Tether Posts $10B Profit in 2025, Treasury Holdings Hit $141B
Felix Pinkston
Feb 03, 2026 21:55
Tether’s Q4 2025 attestation reveals $10B annual profit, $186B USDT in circulation, and $141B in U.S. Treasury exposure – making it a top global debt holder.
Tether just dropped its Q4 2025 numbers, and they’re massive: $10 billion in annual profit, $186 billion USDT in circulation, and Treasury holdings that would make some countries jealous. The attestation, prepared by BDO, confirms the stablecoin giant now holds $141 billion in direct and indirect U.S. government debt exposure.
Here’s what matters for traders: Tether issued nearly $50 billion in new USDT during 2025, with $30 billion of that hitting markets in the second half alone. That surge coincided with increased demand for dollar liquidity across emerging markets and crypto trading desks. Total reserve assets climbed to $193 billion against $186.5 billion in liabilities, leaving $6.3 billion in excess reserves as a buffer.
The Treasury allocation breakdown deserves attention. Direct holdings exceeded $122 billion by year-end—the highest ever for the company. When you add overnight reverse repos, total Treasury exposure hits $141 billion. That puts Tether among the largest holders of U.S. government debt globally, sitting alongside sovereign nations and major financial institutions.
Some context on the profit figure: while $10 billion sounds enormous, it actually represents a 23% decline from 2024’s $13 billion haul. The drop likely reflects tighter spreads on Treasury yields and increased operational costs as the company scaled.
CEO Paolo Ardoino framed the growth in terms of market structure rather than just raw numbers. “USD₮ expanded because global demand for dollars is increasingly moving outside traditional banking rails,” he said, pointing to regions with “slow, fragmented, or inaccessible” financial systems. The company claims 530 million users globally now touch the USDT ecosystem.
Tether’s balance sheet also reveals a $20 billion proprietary investment portfolio spanning AI, energy, fintech, and agriculture. Critically, these holdings remain segregated from USDT reserves—funded entirely from excess capital and profits rather than the assets backing the stablecoin.
USDT currently trades at $0.9993, maintaining its peg with a market cap of $185.35 billion. The slight discount to par reflects normal market dynamics rather than any reserve concerns.

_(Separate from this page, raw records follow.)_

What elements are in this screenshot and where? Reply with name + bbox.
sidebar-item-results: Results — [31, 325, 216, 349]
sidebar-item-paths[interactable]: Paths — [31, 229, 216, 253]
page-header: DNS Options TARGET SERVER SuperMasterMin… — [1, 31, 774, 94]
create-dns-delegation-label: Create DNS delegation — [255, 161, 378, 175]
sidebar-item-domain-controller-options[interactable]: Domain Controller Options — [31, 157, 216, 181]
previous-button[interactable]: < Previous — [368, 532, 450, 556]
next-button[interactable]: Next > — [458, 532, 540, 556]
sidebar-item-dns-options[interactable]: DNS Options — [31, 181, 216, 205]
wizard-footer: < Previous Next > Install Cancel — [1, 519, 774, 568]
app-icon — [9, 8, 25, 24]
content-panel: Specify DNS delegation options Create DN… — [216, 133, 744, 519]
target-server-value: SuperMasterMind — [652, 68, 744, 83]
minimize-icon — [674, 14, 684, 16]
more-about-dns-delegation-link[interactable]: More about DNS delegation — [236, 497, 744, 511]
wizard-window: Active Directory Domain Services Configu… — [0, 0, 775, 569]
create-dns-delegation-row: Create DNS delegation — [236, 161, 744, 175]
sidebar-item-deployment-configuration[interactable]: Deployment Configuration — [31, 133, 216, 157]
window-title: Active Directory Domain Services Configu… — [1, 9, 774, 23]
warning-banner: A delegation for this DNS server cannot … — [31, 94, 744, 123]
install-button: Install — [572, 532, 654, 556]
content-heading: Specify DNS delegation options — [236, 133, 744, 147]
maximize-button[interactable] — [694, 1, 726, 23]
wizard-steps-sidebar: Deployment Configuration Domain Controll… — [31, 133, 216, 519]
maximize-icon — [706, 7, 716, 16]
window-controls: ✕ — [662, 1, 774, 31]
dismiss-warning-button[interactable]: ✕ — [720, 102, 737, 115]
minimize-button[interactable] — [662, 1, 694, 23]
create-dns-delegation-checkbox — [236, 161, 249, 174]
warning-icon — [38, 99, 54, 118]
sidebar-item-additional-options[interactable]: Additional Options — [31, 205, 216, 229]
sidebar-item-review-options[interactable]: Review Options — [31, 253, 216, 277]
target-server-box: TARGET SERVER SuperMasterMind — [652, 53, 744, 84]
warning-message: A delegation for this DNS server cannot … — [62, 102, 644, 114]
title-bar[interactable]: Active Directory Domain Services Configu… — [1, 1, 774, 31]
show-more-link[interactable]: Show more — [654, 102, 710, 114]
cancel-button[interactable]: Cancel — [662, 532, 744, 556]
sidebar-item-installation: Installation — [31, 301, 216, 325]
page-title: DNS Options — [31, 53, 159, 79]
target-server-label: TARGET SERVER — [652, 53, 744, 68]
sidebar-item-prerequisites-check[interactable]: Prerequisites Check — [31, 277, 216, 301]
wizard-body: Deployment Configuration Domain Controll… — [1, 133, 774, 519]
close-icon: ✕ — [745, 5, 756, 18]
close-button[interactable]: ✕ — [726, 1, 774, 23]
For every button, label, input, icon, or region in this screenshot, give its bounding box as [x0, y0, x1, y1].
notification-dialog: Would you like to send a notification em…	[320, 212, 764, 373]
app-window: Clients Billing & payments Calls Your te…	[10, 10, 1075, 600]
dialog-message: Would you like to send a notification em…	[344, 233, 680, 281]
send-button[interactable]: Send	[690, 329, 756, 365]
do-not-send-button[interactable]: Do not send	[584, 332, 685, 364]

What’s next? Regulatory clarity remains the wild card. With stablecoin legislation advancing in multiple jurisdictions, Tether’s Treasury-heavy reserve composition positions it well for frameworks that may require high-quality liquid assets. The company enters 2026 with arguably the strongest balance sheet in crypto—though whether that’s enough to satisfy regulators remains an open question.